Boguslav Mayla, Cohen Kevin Bretonnel
Computational Bioscience Program, University Colorado School of Medicine, Aurora, CO, USA.
Stud Health Technol Inform. 2017;245:298-302.
Human-annotated data is a fundamental part of natural language processing system development and evaluation. The quality of that data is typically assessed by calculating the agreement between the annotators. It is widely assumed that this agreement between annotators is the upper limit on system performance in natural language processing: if humans can't agree with each other about the classification more than some percentage of the time, we don't expect a computer to do any better.

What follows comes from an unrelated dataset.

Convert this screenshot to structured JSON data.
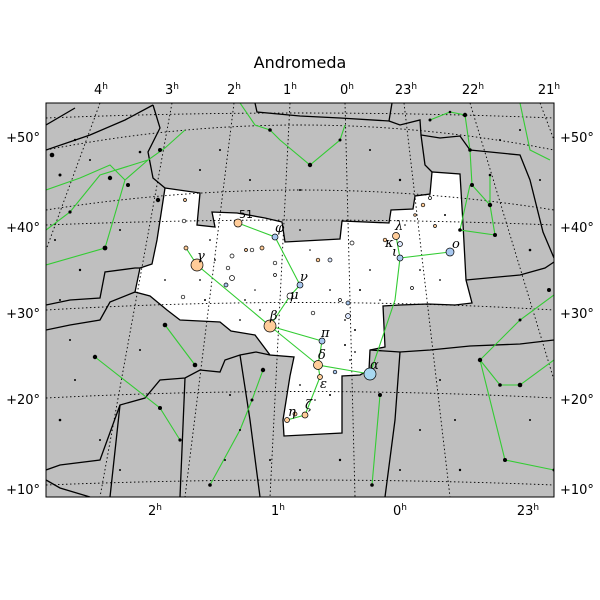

We trace the logical positivist roots of the motivation for measuring inter-annotator agreement, demonstrate the prevalence of the widely-held assumption about the relationship between inter-annotator agreement and system performance, and present data that suggest that inter-annotator agreement is not, in fact, an upper bound on language processing system performance.
人工标注的数据是自然语言处理系统开发和评估的基本组成部分。该数据的质量通常通过计算标注者之间的一致性来评估。人们普遍认为,标注者之间的这种一致性是自然语言处理系统性能的上限:如果人类在超过一定百分比的时间内不能就分类达成一致,我们就不期望计算机能做得更好。我们追溯了测量标注者间一致性动机的逻辑实证主义根源,证明了关于标注者间一致性与系统性能关系的广泛假设的普遍性,并给出数据表明,事实上,标注者间一致性并非语言处理系统性能的上限。